Как же не хватает в этих «Трех сестрах» сухой ярости великолепного богомоловского «Князя»: совсем недавно под надуманным предлогом его сняли из репертуара Ленкома. Похоже, теперь режиссер решил искать новый, неэпатажный и коммерческий, стиль в своих последних мхатовских постановках. Это еще более трудный путь: там подстерегают и скука, и необязательность приема, особенно когда речь идет о знакомом до каждой реплики тексте. Хотя последнее утверждение спорно: моя соседка слева, например, в течение всего спектакля жадно пила воду из бутылки и хихикала над Кулыгиным, не замечающим адюльтера у себя под носом. Помню, как в этом же зале меня потрясло в свое время  дружное «Ах!» на реплике о самоубийстве Треплева — там этого решительно никто не ожидал. Потом играющий Треплева Евгений Миронов подтвердил, что так и есть. Стилистика ненавязчивого дайджеста такому залу действительно наиболее подходит.

В сети на «Три сестры» первым выходит сообщение: «краткое содержание — семь минут, оригинал — два часа». Это если читать, наверное. Играть — много дольше, если целиком. Но на такое мало кто идет, разве что Жолдак в Александринке, чей спектакль идет четыре с лишним часа. И не в этом дело, конечно. Неслучайно по отношению к чеховским текстам используется понятие «коммуникативного провала»: герои не слушают никого, кроме себя. У Кулябина в той же пьесе они и вовсе немые и не слышат друг друга в буквальном смысле. Но подтекст, подтекст! Там-то и спрятаны мука, жизнь, страсть. И они либо есть, либо их нет.

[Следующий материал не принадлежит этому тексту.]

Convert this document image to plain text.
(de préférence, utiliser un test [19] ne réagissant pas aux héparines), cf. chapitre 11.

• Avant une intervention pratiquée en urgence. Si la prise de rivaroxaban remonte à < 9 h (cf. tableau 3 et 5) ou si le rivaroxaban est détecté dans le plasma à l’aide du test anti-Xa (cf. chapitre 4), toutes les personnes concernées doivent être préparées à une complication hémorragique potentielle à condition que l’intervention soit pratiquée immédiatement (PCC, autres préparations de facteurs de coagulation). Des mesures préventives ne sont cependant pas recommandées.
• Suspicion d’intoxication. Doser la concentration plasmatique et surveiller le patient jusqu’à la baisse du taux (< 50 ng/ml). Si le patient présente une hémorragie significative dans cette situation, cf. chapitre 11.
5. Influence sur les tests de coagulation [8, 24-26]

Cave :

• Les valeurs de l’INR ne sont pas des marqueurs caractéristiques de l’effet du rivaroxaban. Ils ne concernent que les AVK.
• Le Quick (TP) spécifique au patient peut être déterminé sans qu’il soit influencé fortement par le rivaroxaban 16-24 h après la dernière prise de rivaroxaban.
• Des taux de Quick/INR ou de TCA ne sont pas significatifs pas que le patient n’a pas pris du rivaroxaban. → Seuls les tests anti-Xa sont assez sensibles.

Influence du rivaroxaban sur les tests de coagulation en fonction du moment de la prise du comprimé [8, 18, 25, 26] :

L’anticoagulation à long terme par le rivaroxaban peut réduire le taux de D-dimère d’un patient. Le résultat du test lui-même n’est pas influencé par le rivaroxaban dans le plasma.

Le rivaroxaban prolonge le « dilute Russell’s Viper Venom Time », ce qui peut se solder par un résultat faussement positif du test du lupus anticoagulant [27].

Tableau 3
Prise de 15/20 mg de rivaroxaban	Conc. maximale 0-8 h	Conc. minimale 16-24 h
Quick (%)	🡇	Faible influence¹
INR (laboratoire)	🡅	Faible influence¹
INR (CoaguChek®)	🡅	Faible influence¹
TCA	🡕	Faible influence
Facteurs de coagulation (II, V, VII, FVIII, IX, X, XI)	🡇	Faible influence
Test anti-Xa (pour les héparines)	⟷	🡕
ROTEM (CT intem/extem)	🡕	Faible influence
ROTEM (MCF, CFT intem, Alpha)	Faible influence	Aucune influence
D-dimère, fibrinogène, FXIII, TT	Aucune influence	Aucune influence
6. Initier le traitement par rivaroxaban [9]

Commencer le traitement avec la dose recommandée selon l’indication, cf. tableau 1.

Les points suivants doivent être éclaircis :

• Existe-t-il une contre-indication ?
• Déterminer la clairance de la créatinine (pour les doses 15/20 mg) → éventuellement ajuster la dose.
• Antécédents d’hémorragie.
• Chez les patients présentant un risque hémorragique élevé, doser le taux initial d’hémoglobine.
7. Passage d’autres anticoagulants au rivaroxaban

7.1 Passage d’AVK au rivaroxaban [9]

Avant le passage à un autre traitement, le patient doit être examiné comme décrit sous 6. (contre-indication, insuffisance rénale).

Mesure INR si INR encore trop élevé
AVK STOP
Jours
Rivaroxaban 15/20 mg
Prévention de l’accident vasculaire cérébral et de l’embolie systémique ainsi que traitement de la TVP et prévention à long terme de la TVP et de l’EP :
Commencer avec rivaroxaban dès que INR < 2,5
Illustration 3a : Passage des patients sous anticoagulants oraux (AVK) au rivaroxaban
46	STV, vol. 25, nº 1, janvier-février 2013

В Москве сейчас дуэль между двумя постановками «Трех сестер»: Богомолова и Женовача. Каждый сам для себя определяет победителя. Больше всего тревожит другое: что будет с Художественным? Если бы знать, если бы знать… Пока что эти знаменитые финальные реплики на сцене МХТ произносятся сухо, бесстрастно и скороговоркой. Без музыки.